Recently, Dr Linnoila and his colleagues turned their attention to the genetic underpinnings of alcoholism and other behaviors. He was the driving force behind genetic studies establishing that differences in brain serotonin function in nonhuman primates were highly heritable and, furthermore, that those differences were closely related to alcohol preference and aggression. Translating scientific vision into reality, Dr Linnoila and his colleagues were among the first to explore the effect of the interaction between genes and the environment on behavior in a meaningful way. He and his colleagues found an interacting role for stress and genetic background in alcohol self-administration among M mulatta monkeys.

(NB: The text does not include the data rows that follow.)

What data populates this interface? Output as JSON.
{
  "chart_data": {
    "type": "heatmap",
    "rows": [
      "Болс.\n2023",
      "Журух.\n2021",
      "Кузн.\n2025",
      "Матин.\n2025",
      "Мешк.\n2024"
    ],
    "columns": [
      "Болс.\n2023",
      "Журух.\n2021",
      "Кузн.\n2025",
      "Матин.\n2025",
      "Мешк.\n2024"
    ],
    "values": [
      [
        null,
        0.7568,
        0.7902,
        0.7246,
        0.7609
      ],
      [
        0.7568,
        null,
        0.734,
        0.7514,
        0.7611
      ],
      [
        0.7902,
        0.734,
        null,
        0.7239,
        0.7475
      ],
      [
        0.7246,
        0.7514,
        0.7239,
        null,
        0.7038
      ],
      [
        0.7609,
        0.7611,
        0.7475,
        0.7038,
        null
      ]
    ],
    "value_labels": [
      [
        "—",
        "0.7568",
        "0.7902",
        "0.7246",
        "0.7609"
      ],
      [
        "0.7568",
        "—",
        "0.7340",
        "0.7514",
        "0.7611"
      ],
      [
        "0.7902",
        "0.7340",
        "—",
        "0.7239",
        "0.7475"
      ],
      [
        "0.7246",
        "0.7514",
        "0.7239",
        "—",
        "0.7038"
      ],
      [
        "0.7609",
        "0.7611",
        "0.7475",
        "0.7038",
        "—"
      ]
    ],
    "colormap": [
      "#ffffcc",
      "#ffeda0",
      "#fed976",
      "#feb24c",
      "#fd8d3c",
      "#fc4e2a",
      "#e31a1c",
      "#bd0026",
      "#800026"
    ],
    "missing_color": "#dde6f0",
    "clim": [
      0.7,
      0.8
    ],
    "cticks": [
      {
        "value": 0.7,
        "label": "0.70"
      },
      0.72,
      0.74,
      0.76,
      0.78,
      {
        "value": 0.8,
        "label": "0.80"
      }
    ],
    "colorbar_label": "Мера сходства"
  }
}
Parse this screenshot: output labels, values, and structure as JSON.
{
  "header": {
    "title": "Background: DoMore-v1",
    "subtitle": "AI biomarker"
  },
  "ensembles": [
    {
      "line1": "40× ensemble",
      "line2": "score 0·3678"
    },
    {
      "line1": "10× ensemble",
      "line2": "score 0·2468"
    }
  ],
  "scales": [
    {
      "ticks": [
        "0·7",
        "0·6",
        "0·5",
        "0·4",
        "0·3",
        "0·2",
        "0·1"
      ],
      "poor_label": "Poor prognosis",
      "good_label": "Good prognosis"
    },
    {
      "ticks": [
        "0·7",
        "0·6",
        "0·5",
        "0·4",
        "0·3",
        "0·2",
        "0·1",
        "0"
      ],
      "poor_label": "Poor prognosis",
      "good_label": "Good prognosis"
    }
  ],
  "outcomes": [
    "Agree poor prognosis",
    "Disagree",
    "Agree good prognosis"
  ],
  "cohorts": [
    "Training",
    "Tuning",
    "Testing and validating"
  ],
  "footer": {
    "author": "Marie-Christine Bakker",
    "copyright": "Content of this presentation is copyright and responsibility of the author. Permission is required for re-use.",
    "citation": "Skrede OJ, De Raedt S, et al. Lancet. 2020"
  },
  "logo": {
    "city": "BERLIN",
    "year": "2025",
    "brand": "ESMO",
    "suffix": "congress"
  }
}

Dr Linnoila also correctly interpreted the alcoholism heritability studies for what they are: proof that there are vulnerability genes in humans to be identified. He was a champion of genetic studies of complex behavioral diseases before it was fashionable to be one. He was also one of the first to realize the unique advantages of population isolates for complex diseases. He alternately led and encouraged the first large-scale molecular genetic studies on alcoholism in 2 human isolates in his native Finland and Native Americans. He survived to see the first whole-genome linkage scan in Native Americans completed by Long et al (Am J Med Genet. 1998;81:216-221) and the whole genome scan of the large Finnish genetic sample he developed near its completion. He also had the satisfaction of being proved correct by seeing the vulnerability genes for the behaviors that most interested him actually identified; the identification of the vulnerability genes emerged both from his program and independently from others. For example, the link between aldehyde dehydrogenase 2 and alcoholism was confirmed, and the link between tryptophan hydroxylase and suicide was partially replicated in a study by Nielsen et al in this issue of the ARCHIVES (1998;55:593-602).
Dr Linnoila will be missed both as a tenacious advocate of excellence in psychiatric research and for his extraordinary level of integrity and commitment. Unapologetically forthright and outspoken, he demanded of others the same high level of integrity, scholarship, and rigor. Those who were fortunate to know him well appreciated this quality of honesty because we knew its motives. Although strange, it is true that in many ancient cultures it was the practice to sacrifice kings at their full height of vitality so that their power did not slowly ebb (Frazer J. The Golden Bough. London, England: Oxford University Press; 1994). A brilliant life has been cut short. We hope that we can continue to learn and share the strength of individuals such as Markku Linnoila by reflecting on their lives and that portion of our common experience.